An anytime snack, ideal for picnics, popular with children. The salted-hand technique outlined here comes from my friend Miki Tanaka, and is the secret to killer onigiri.
This comes from our first cookbook, 101 Easy Asian Recipes, out now.
- 4 C freshly cooked short-grain rice (still hot)
- + sea salt
- + filling (choose one): umeboshi, mayonnaise-y tuna salad, chopped parsley (see below for amounts)
- + one of the following (optional): sesame seeds, 8" x 2" strips toasted nori
Set up your onigiri-building station: Arrange a rice cooker or pot with cooked rice, bowls with salt and filling, and a dish of water within arm’s reach. Have ready a plate or baking sheet on which you will place your formed onigiri. If using sesame seeds, scatter on a plate.

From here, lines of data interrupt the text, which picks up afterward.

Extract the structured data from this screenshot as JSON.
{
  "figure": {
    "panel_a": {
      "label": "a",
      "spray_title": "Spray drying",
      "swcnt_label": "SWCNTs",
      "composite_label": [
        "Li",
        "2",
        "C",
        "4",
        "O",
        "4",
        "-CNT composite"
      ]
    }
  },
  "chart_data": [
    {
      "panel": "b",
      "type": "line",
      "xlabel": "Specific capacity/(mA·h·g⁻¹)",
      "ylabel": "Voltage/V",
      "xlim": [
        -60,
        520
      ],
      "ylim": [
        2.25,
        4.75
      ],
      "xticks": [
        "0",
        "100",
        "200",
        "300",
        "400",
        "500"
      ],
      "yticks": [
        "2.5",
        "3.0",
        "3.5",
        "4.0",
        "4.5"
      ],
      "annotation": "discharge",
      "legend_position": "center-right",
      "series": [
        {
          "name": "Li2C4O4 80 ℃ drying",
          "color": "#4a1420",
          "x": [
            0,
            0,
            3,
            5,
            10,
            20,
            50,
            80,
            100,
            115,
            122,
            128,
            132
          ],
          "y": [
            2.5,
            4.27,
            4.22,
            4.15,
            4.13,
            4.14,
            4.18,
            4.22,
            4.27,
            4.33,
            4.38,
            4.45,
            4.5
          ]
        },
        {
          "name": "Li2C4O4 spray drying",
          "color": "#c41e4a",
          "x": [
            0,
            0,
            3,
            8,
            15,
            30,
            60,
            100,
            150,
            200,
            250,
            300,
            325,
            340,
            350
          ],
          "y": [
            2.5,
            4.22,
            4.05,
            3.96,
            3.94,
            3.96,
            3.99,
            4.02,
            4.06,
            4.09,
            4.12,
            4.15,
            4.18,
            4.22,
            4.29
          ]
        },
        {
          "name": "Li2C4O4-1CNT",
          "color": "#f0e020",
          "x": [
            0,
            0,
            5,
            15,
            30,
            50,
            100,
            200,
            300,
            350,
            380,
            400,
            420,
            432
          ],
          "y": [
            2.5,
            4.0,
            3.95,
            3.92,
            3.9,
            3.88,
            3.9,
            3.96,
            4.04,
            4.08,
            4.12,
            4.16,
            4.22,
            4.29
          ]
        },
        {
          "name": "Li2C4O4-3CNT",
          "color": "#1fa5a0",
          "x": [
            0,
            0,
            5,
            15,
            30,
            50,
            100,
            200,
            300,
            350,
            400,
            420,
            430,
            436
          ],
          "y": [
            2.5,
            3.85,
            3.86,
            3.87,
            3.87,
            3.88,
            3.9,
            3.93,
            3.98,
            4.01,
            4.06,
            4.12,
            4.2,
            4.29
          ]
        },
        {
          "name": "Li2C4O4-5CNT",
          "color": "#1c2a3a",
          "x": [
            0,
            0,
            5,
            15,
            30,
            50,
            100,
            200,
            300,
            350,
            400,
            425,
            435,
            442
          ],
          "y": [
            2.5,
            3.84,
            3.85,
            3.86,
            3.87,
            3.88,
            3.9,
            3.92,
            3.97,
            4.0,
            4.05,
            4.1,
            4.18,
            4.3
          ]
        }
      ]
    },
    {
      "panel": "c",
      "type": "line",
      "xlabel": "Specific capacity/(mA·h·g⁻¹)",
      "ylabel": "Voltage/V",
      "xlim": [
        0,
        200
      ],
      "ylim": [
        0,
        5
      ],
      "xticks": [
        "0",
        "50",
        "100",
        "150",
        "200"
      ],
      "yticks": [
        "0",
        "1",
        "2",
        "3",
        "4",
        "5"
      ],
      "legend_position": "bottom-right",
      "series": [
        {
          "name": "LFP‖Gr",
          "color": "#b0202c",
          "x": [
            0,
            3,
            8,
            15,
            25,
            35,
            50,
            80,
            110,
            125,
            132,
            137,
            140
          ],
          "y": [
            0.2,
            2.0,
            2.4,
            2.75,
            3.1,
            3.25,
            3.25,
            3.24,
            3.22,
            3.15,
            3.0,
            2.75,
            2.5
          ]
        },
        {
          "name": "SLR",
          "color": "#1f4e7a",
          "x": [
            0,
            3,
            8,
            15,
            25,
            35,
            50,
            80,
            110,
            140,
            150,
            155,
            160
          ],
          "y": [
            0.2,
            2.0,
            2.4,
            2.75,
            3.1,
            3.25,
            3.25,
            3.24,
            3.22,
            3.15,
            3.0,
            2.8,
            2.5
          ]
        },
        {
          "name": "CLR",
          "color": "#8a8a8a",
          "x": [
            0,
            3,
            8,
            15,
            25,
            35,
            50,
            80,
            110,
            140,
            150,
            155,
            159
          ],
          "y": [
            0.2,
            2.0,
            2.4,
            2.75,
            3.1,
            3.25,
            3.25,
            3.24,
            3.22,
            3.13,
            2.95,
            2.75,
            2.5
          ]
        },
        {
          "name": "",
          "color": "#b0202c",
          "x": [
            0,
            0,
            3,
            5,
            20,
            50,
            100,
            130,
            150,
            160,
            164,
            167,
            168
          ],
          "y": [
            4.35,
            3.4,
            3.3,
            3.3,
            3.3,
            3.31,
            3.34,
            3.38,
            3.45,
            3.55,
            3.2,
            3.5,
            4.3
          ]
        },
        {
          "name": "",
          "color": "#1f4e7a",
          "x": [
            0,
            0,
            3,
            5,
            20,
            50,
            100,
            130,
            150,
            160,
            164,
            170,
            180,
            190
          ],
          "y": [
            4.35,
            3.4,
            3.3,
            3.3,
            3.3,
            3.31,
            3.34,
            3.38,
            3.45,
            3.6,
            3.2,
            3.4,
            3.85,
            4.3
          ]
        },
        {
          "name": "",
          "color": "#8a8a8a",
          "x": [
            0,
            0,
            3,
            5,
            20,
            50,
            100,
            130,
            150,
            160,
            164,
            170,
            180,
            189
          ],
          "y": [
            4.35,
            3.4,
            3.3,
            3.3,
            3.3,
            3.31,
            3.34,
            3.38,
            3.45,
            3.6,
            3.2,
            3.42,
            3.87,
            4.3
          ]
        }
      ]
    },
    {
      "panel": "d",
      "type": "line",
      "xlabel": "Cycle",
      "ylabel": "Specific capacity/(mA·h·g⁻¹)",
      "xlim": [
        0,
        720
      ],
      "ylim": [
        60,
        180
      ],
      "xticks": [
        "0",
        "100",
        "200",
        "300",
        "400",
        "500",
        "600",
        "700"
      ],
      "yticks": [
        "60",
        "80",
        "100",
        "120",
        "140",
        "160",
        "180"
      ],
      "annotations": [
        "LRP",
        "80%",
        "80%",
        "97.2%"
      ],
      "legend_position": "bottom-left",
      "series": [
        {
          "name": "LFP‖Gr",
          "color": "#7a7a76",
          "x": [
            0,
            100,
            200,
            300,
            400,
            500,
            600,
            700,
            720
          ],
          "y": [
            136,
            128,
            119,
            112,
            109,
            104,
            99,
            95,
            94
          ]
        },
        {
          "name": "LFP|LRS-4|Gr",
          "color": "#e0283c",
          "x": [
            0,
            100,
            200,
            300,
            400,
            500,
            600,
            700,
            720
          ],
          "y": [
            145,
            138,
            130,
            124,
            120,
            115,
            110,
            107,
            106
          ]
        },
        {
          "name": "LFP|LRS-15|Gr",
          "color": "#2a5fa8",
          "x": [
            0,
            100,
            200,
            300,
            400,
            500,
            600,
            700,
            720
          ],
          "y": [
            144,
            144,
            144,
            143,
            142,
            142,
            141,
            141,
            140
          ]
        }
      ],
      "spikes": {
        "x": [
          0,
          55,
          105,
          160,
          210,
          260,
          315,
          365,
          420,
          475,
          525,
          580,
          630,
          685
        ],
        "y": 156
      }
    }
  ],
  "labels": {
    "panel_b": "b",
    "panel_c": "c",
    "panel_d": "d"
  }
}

Fluff the rice with a fork. (For parsley onigiri, add 2 tablespoons chopped parsley and a little salt.) Wet your hands in the dish of water and sprinkle them with salt. Scoop about 2/3 cup rice into your hand and make a 1-inch hollow in the center of the rice with your finger. Then:
Place 1 plum into the hollow, then seal the rice over the filling. Roll the rice into a ball, then gently shape and compact it with your salted hands, gradually forming a 1-inchthick triangular shape.
Place 1 tablespoon tuna salad into the hollow, then seal the rice over the filling. Roll the rice into a ball, then gently shape and compact it with your salted hands, gradually forming a 1-inch-thick triangular shape.
Gently shape and compact the parsleyflecked rice with your salted hands, gradually forming a 1-inch-thick triangular shape.
If desired, wrap each onigiri with a strip of toasted nori or roll in sesame seeds to coat.
Turn these into yaki onigiri. Heat a castiron skillet over medium heat. Add the onigiri to the pan and cook until a light crust forms, about 2 minutes. Flip and brush lightly with soy sauce. Cook until a crust forms on the other side. Flip and brush with soy sauce. Cook until golden brown and crisp, flipping as necessary, until crisp all over, about 5 minutes.